When progressives don’t object to right-wing policy, it’s hard to expect the party leadership to do it. When progressives stay silent, when progressives seem cool with conservative stuff, the establishment looks silly fighting it. When progressives actually fight, it changes the game. It makes a difference. That’s how our movement killed the Obama-era effort to slash our social safety net. We fought. We won. Here, we didn’t fight. So we lost before we even began.

Every progressive lawmaker gets sat down and told that you need to avoid fighting so many things, that you need to “keep your powder dry.” The establishment always tells us to shut and be quiet so we can “get things done.” Eventually, even the best progressives start listening. And this is what following that advice looks like. There was no fight. Everyone got to avoid stress and drama. Everyone, of course, except for the millions of Americans losing their healthcare and getting their live-saving food assistance cut.

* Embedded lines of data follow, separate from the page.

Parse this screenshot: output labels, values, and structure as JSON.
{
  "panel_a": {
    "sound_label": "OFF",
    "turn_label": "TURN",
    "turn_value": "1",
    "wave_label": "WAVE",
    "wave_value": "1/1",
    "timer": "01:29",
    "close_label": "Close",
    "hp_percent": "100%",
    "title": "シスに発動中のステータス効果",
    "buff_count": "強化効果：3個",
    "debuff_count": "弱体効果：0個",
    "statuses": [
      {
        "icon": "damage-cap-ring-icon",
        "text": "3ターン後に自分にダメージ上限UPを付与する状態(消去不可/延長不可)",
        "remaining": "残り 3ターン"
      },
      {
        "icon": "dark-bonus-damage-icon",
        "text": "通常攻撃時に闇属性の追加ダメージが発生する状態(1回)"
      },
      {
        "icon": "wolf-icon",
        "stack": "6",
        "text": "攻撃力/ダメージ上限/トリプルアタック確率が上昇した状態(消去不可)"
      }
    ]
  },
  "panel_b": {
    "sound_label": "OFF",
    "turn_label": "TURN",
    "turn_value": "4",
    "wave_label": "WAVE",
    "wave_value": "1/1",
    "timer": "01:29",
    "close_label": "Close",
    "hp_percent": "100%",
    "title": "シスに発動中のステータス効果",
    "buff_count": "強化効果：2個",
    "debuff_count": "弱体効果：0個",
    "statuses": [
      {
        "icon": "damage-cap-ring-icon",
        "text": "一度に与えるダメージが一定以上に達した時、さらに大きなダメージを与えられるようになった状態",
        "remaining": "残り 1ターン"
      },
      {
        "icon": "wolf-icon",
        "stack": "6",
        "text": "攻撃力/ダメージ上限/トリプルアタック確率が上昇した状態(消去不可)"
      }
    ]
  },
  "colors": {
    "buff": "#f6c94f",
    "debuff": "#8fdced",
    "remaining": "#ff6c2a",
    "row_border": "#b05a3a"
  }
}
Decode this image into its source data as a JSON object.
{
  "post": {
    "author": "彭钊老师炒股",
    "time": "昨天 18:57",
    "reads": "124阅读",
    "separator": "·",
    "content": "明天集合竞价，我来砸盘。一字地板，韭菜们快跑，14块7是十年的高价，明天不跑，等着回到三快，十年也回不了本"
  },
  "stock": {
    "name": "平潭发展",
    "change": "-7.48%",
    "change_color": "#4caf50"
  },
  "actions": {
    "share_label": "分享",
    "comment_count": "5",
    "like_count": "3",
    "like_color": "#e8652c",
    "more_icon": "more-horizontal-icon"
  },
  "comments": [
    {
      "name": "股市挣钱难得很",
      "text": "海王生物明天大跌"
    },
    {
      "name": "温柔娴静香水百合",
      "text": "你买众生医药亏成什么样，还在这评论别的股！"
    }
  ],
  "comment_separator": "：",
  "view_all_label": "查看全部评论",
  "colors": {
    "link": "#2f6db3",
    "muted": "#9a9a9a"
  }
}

We can’t always predict which issues will motivate lawmakers and activists to actually fight. This time, it didn’t happen. Millions of Americans are paying the price. Next time something comes up that threatens the basic living conditions of low-income people, let’s all remember to fight. Politics is exhausting. The fights aren’t always fun. It’s a long, hard slog. It’s easy to forget just how much it matters. And when we forget, people get hurt.  Let’s try not to let that happen again.

On the left, sometimes we get beaten down and wonder if our fight matters. But it does.  And when we don’t fight, very bad things happen. That’s why we have to fight. America needs us.